Les signataires sont CER (Communauté des chemins de fer et des gestionnaires d'infrastructure européens), ERFA (Association européenne du fret ferroviaire), EIM (Association européenne des gestionnaires d'infrastructure ferroviaire), UNIFE (Association de l'industrie ferroviaire européenne), UIP (Union internationale des détenteurs de wagons), UIRR (Union internationale pour le transport combiné rail-route), AERRL (Association des loueurs européens de matériel roulant ferroviaire) et ALLRAIL (Alliance des nouveaux entrants dans le transport ferroviaire de voyageurs). S'appuyant sur les données de CER, la déclaration évalue à environ 571 millions d'euros par an le coût du SEQE actuellement supporté par le transport ferroviaire électrifié dans l'UE27, sur la base d'un prix du carbone de 79,36 euros par tonne de CO2 — un coût répercuté via les prix de l'électricité plutôt que facturé directement aux opérateurs ferroviaires, la production d'électricité étant couverte par le SEQE depuis le lancement du dispositif.

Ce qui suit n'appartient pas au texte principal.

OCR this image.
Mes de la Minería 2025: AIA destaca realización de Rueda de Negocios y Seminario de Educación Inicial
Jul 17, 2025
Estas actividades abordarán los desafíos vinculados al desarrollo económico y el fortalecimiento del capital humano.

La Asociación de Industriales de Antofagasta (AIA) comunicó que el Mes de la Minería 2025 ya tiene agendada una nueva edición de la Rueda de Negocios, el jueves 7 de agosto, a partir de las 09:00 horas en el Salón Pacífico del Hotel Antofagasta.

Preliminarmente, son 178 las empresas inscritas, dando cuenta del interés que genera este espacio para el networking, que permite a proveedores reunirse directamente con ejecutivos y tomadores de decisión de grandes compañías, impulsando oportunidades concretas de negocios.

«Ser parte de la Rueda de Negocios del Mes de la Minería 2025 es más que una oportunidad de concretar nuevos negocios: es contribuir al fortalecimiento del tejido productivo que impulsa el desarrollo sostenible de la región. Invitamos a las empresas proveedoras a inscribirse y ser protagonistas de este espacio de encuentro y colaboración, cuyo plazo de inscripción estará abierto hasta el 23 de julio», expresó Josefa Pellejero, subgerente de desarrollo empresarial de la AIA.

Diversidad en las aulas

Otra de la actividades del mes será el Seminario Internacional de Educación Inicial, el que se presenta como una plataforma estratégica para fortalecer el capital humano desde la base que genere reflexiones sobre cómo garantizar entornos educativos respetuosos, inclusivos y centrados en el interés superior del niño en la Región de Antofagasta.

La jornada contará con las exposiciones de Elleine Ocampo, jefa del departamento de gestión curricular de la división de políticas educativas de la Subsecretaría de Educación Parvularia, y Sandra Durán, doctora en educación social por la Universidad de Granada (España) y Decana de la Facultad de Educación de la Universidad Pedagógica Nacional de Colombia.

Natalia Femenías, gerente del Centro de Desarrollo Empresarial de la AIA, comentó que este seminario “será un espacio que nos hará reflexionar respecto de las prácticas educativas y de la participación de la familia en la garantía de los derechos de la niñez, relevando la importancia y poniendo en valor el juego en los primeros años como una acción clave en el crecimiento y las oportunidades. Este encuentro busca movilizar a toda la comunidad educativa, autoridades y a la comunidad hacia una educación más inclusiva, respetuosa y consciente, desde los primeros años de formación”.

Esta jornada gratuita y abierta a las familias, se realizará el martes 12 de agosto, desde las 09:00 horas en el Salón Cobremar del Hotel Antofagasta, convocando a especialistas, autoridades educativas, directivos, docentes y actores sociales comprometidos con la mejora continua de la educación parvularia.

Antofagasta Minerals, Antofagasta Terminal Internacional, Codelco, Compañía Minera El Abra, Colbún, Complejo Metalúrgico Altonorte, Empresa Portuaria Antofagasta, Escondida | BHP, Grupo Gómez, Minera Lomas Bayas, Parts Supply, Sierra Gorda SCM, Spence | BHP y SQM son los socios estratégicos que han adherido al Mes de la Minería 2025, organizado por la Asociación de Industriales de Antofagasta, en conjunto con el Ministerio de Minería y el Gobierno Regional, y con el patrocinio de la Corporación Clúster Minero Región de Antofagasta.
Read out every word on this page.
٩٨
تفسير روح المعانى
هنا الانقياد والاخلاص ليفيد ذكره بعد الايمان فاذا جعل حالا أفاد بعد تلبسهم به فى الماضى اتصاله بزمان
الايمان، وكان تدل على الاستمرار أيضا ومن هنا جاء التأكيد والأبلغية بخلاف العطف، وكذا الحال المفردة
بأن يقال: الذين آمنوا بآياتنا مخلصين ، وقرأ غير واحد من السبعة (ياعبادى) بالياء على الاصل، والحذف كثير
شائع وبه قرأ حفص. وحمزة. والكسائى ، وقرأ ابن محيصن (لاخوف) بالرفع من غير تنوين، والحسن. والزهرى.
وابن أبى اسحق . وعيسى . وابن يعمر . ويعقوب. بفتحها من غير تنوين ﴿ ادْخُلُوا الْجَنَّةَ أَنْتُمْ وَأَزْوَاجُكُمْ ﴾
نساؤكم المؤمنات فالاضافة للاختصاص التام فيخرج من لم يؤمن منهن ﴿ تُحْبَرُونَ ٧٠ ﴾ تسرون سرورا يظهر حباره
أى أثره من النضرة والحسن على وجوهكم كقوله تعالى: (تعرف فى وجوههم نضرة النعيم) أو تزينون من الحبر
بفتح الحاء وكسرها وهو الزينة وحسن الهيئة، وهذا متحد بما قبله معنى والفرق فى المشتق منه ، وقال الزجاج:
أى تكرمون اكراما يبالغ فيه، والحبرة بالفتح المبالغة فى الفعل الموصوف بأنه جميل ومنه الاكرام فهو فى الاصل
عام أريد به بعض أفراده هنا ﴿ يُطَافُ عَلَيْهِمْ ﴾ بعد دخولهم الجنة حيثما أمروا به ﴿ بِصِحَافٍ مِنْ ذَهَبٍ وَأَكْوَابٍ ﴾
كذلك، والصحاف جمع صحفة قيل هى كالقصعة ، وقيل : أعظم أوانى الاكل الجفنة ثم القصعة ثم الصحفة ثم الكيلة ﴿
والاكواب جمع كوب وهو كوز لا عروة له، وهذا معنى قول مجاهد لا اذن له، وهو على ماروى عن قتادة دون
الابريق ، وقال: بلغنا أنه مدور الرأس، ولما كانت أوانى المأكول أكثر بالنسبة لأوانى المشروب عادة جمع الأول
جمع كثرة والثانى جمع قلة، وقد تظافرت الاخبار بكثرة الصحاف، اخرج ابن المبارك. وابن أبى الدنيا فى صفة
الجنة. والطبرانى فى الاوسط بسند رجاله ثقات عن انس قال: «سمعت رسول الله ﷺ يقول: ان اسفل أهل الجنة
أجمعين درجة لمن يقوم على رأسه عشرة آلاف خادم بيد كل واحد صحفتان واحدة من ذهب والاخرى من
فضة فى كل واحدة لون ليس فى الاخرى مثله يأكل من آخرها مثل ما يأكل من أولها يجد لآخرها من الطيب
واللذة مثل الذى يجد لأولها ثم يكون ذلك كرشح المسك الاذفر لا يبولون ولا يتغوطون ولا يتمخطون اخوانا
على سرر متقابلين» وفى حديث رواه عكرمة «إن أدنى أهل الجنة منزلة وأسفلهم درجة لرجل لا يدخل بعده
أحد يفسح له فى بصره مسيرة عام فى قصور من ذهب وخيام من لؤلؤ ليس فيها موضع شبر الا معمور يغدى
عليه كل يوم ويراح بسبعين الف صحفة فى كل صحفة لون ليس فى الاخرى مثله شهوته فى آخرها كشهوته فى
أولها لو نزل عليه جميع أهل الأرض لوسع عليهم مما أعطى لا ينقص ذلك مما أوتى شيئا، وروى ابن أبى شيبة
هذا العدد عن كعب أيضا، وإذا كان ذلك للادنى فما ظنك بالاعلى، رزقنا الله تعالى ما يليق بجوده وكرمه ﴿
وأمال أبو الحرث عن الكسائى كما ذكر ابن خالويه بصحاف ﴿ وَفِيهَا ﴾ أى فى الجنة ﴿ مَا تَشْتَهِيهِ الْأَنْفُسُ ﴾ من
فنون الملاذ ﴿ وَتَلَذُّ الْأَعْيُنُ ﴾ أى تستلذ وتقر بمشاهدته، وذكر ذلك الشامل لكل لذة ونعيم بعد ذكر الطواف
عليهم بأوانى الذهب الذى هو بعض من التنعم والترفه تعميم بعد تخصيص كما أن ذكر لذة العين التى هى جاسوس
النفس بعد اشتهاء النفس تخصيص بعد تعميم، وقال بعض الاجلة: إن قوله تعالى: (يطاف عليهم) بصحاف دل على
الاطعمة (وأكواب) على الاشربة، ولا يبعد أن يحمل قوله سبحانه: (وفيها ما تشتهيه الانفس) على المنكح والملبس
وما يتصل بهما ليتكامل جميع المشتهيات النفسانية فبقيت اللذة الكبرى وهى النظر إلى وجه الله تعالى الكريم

Si le prix du carbone atteignait le niveau projeté de 110 euros par tonne d'ici 2027, les associations estiment que ce coût annuel pourrait dépasser 790 millions d'euros.
La déclaration est explicite : le rail « ne demande pas à être exempté du SEQE », mais souhaite qu'une part équitable de ce que le secteur verse lui soit restituée pour soutenir ses propres capacités. Les associations formulent trois demandes : dédier les recettes du SEQE au niveau de l'UE au rail, inciter les États membres à affecter leurs recettes nationales du SEQE à des projets ferroviaires, et faire passer ce qui relève aujourd'hui de bonnes pratiques discrétionnaires à une obligation plus claire couvrant le SEQE, le SEQE2, le Fonds pour l'innovation, le Fonds de modernisation, le Fonds social pour le climat et tout nouvel instrument d'investissement fondé sur le SEQE. Elles souhaitent que les projets ferroviaires présentant des réductions de carbone mesurables soient prioritaires au sein du Fonds pour l'innovation du SEQE, avec un effort de report modal soutenu en outre par l'ETS Investment Booster et l'ETS Industrial Decarbonisation Bank.
Les huit associations ont publié leur déclaration trois jours avant que la Commission européenne ne dévoile sa proposition complète de révision du SEQE le 17 juillet 2026, visant à aligner le marché carbone sur l'objectif climatique 2040 de l'UE. La déclaration commune ne mentionne aucun porte-parole nommément désigné.